Para a Rede Mobilidade da Periferia, o importante é garantir a utilização da tecnologia para que as pessoas tenham autonomia e voz para fazer denuncia sobre a situação do transporte público. “Imagina a construção de mapas a partir dos interesses das pessoas que vivem nos lugares, ou que sofre as dificuldades no dia a dia, como a mobilidade e revelar esses problemas, a partir das vivências delas”, argumenta o professor que integra o grupo de pesquisa.
Com o app funciona?
O app Sufoco possibilita que os usuários qualifiquem o reporte de situações de lotação escolhendo o tipo de coletivo como ônibus, metrô e trem. Além disso, a partir dos dados relatados pelos passageiros será possível acessar informações sobre qual linha tem maior recorrência de lotação, qual linha que tem mais lotação, seja ônibus, metrô e trem.
Para que esses dados transpareçam a realidade que os moradores estão vivendo dentro do transporte público nesse momento, a Rede Mobilidade da Periferia entendeu que os próprios usuários de ônibus poderiam fazer isso em tempo real.
“Esses dados com esses problemas podem ser as próprias pessoas, as pessoas que estão nessa condição de lotação do transporte. Elas podem ajudar a construir um mapa de maneira colaborativa”, diz Ricardo, apontando o processo natural de alimentação de informações pelo qual o app pode funcionar, onde o objetivo é fazer com que as pessoas pudessem produzir suas próprias informações, a partir de suas vivências, a fim de transformá-las em dados.

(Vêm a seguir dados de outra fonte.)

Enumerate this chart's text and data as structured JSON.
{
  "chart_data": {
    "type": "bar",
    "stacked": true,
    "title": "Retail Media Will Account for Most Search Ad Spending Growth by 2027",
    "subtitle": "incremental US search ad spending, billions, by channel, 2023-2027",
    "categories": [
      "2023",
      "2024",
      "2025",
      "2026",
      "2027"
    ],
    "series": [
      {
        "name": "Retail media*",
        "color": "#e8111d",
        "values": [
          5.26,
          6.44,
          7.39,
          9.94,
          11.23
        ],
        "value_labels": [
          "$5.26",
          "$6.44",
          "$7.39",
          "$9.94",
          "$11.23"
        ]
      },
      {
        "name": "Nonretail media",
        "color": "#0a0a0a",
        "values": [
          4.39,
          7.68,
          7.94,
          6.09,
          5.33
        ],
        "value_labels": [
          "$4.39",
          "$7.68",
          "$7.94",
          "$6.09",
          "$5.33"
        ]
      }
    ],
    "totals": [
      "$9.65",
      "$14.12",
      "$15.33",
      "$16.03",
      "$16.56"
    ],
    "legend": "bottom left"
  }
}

Essa produção de dados independente tem que divulgar mais pra comunidade
Serginho Lima
Serginho Lima, morador do Jardim Eliane, zona leste de São Paulo, participou da fase de testes do app como colaborador comunitário. Ele conta como foi a experiência. “Você coloca a linha e o app dá algumas questões para você escolher se está usando o transporte como lotado, com aglomeração, sem aglomeração ou se você não conseguiu entrar. Eu achei bastante simples”, relata o morador.
Segundo Lima, durante o uso do aplicativo, ele sempre relatava que usava a linha de ônibus do bairro na categoria lotado e que não tinha horário específico para a linha estar em estado de lotação, ou seja, não dependia dos horários de pico para isso acontecer.
Em meio a essas experiências, o morador relata que o descaso da prefeitura com o transporte público em seu bairro é recorrente. “A gente tem duas linhas aqui dentro do bairro que é a 253F, que todos os anos a gente tem que ficar brigando porque eles queriam até tirar daqui a linha, dizendo que teria que otimizar”, conta Lima, afirmando que além disso, o índice populacional no bairro não para de crescer, o que aumenta ainda mais a demanda por um transporte público que atenda a demanda de moradores.
Ele faz questão de compartilhar a indiferença que sente em relação aos órgãos públicos que deveriam pensar o planejamento da vida nos territórios periféricos. “Se vê que ninguém tem proposta para transporte público, não tem plano pra periferia”.
O morador ressalta que a produção desses dados pode ser uma oportunidade para cobrar medidas mais efetivas, prevendo que mostrará mais a realidade do bairro. “Eu acho que p formato desse aplicativo é uma coisa muito boa, porque você não tem nos meios oficiais dados para refutar inclusive questões que a própria Secretaria Municipal de Transporte coloca, não existe nada pra gente refutar nesse sentido, então essa produção de dados independente tem que divulgar mais pra comunidade”, finaliza.